Health studies should be more than do-it-yourself curriculum

Students interested in public health may have had a tough time looking for classes this year. Squeezed between psychology and religious studies, the short blurb on public health wasn’t even long enough to merit a page marker for perusing bluebookers. While the administration is making progress with expanding public health-related courses on campus, Yale can and should move more quickly in establishing an interdisciplinary health studies major for undergraduates.

The idea for an interdisciplinary major in health is not new. In 2003, the Committee on Yale College Education Report stressed the importance of creating such a major in order to prepare students to think critically about pressing national and international health challenges. In 2000, Harvard University began to offer a certificate in health policy as a kind of second major for interdisciplinary health study. And about 30 years ago, Johns Hopkins University created an independent public health major, which is now the third most popular at that school.

Student support for a health studies major is as strong as ever. In the spring of last school year, more than 100 Yale students signed a petition urging the creation of a health studies major, and the Yale College Council passed a resolution to that effect.

Yet despite competition from peer institutions and pressure from undergraduates, the progress of the health studies major has been slow. A couple of health studies-related courses were added this year, and a Web site was created to help students find such courses, but serious talk about — and funding for — a full undergraduate major lags behind.

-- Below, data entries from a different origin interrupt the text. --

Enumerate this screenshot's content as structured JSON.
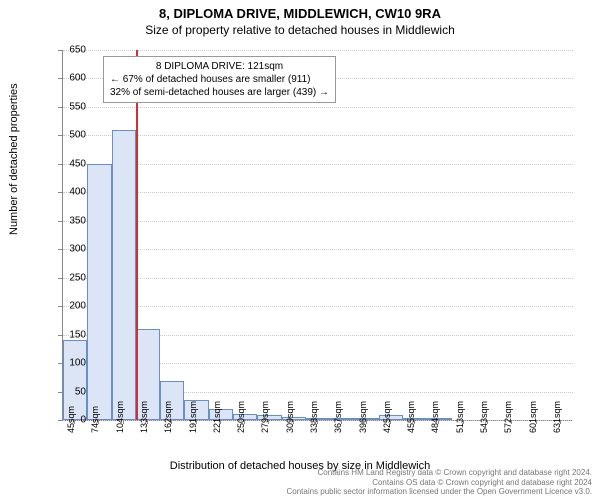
{
  "title": {
    "line1": "8, DIPLOMA DRIVE, MIDDLEWICH, CW10 9RA",
    "line2": "Size of property relative to detached houses in Middlewich"
  },
  "y_axis": {
    "title": "Number of detached properties",
    "min": 0,
    "max": 650,
    "ticks": [
      0,
      50,
      100,
      150,
      200,
      250,
      300,
      350,
      400,
      450,
      500,
      550,
      600,
      650
    ]
  },
  "x_axis": {
    "title": "Distribution of detached houses by size in Middlewich",
    "labels": [
      "45sqm",
      "74sqm",
      "104sqm",
      "133sqm",
      "162sqm",
      "191sqm",
      "221sqm",
      "250sqm",
      "279sqm",
      "309sqm",
      "338sqm",
      "367sqm",
      "396sqm",
      "425sqm",
      "455sqm",
      "484sqm",
      "513sqm",
      "543sqm",
      "572sqm",
      "601sqm",
      "631sqm"
    ]
  },
  "bars": {
    "values": [
      140,
      450,
      510,
      160,
      68,
      35,
      20,
      10,
      8,
      5,
      4,
      2,
      2,
      8,
      1,
      1,
      0,
      0,
      0,
      0,
      0
    ],
    "fill_color": "#dbe5f5",
    "border_color": "#6a8fc8"
  },
  "marker": {
    "color": "#d03030",
    "bin_index_left_edge": 3,
    "annotation": {
      "line1": "8 DIPLOMA DRIVE: 121sqm",
      "line2": "← 67% of detached houses are smaller (911)",
      "line3": "32% of semi-detached houses are larger (439) →"
    }
  },
  "footer": {
    "line1": "Contains HM Land Registry data © Crown copyright and database right 2024.",
    "line2": "Contains OS data © Crown copyright and database right 2024",
    "line3": "Contains public sector information licensed under the Open Government Licence v3.0."
  },
  "style": {
    "background_color": "#ffffff",
    "grid_color": "#cccccc",
    "axis_color": "#888888",
    "title_fontsize": 13,
    "subtitle_fontsize": 12,
    "tick_fontsize": 10,
    "axis_title_fontsize": 11
  }
}
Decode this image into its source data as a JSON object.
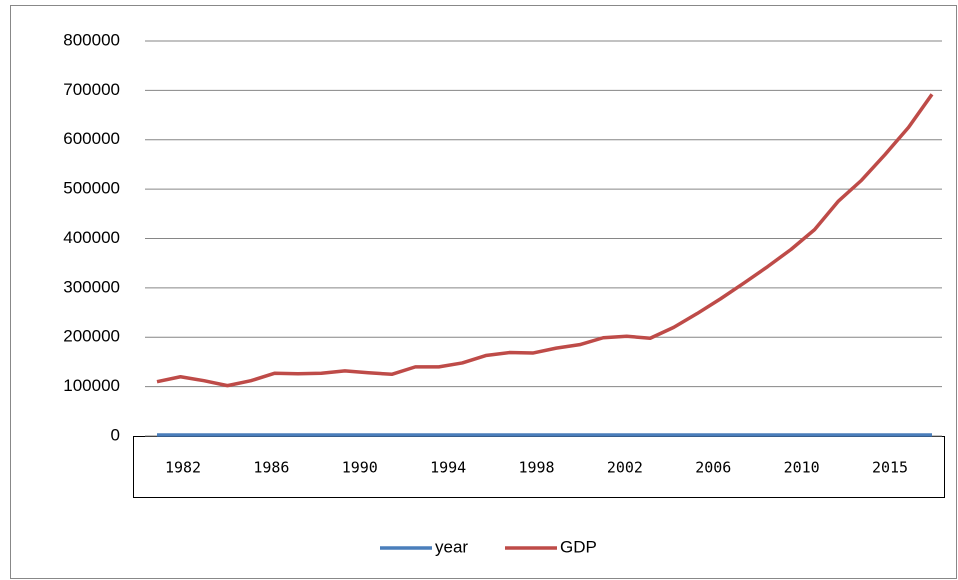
{
  "chart_data": {
    "type": "line",
    "x_labels": [
      "1982",
      "1986",
      "1990",
      "1994",
      "1998",
      "2002",
      "2006",
      "2010",
      "2015"
    ],
    "series": [
      {
        "name": "year",
        "color": "#4a7ebb",
        "values": [
          1981,
          1982,
          1983,
          1984,
          1985,
          1986,
          1987,
          1988,
          1989,
          1990,
          1991,
          1992,
          1993,
          1994,
          1995,
          1996,
          1997,
          1998,
          1999,
          2000,
          2001,
          2002,
          2003,
          2004,
          2005,
          2006,
          2007,
          2008,
          2009,
          2010,
          2011,
          2012,
          2013,
          2014
        ]
      },
      {
        "name": "GDP",
        "color": "#be4b48",
        "values": [
          110000,
          120000,
          112000,
          102000,
          112000,
          127000,
          126000,
          127000,
          132000,
          128000,
          125000,
          140000,
          140000,
          148000,
          163000,
          169000,
          168000,
          178000,
          185000,
          199000,
          202000,
          198000,
          220000,
          248000,
          278000,
          310000,
          343000,
          378000,
          418000,
          475000,
          518000,
          570000,
          625000,
          692000
        ]
      }
    ],
    "ylim": [
      0,
      800000
    ],
    "yticks": [
      0,
      100000,
      200000,
      300000,
      400000,
      500000,
      600000,
      700000,
      800000
    ],
    "grid": true,
    "legend": "bottom"
  }
}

Of course, for students overwhelmed by the impressive number of courses Yale offers this shopping period, the addition of a health studies major may seem at best redundant and at worst more confusing for those contemplating the “major” decision. Indeed, Yale’s current offerings of health studies offer substantial education for interested students, and recent effort to make these courses more accessible through a new health studies Web site is laudable. But without the direction of a formal program, much of that potential interest is lost.

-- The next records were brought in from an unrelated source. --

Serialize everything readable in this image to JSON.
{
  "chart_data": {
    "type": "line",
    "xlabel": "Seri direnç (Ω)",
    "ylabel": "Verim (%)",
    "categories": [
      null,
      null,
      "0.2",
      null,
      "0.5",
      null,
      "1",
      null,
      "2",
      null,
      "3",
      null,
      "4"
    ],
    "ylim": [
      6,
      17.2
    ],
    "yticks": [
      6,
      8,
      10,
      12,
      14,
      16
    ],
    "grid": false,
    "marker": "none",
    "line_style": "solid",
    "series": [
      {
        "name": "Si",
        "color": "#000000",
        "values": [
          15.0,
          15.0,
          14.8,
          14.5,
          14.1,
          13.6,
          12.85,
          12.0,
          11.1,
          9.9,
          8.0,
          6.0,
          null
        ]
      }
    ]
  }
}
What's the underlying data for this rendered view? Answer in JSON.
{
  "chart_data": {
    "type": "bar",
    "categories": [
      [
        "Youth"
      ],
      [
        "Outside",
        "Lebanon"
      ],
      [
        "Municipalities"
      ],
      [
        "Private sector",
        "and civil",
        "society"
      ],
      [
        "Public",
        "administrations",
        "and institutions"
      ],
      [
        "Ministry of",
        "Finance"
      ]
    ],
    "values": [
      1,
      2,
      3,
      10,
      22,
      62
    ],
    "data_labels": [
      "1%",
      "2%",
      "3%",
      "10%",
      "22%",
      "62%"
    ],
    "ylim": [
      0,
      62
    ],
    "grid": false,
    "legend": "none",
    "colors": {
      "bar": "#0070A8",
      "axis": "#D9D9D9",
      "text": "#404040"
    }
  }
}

The Yale College Programs of Study defines a major as “a number of courses in the same area,” but in reality, a major is much more. In addition to providing resources for advising and advanced study, a major is a launching pad for our liberal arts education. By studying a subject we care about in depth, we can sharpen our skills and broaden our horizons. Recognizing the fact that majors can and should transcend disciplines, Yale already offers numerous interdisciplinary programs, such as international studies for students interested in global issues and cognitive science for students interested in the brain. Unfortunately, there remains no centralized undergraduate program dedicated to the study of health.

Recognizing this gap in the University’s programs of study, some faculty and administrators have been working on adding a health studies major, but the process is anything but easy. To meet Yale’s high standards, a new major requires a solid curriculum, plenty of course offerings and strong faculty to lead the program. In University parlance, this would be called “redirecting resources” and “change to the status quo,” either of which can mean “not in our lifetimes.” While no one questions the need to create a high-quality program, we also know that in a place that took 300 years to add soap to the bathrooms, such change doesn’t come cheap.

During this time of balancing conflicting classes and changing class schedules, it’s easy for students to give in to the status quo. Hopefully, the market metaphor “shopping period” can provide a different sort of inspiration. Like it or not, higher education is driven by a kind of supply and demand. If we students demand a more rigorous interdisciplinary study in health, we will get it.

At this year’s freshman address, Yale College Dean Peter Salovey delivered a powerful speech titled “Thinking in New Ways.” Perhaps it’s time that we all started thinking outside the Blue Book to imagine what our education can become.

Robert Nelb is a junior in Timothy Dwight College.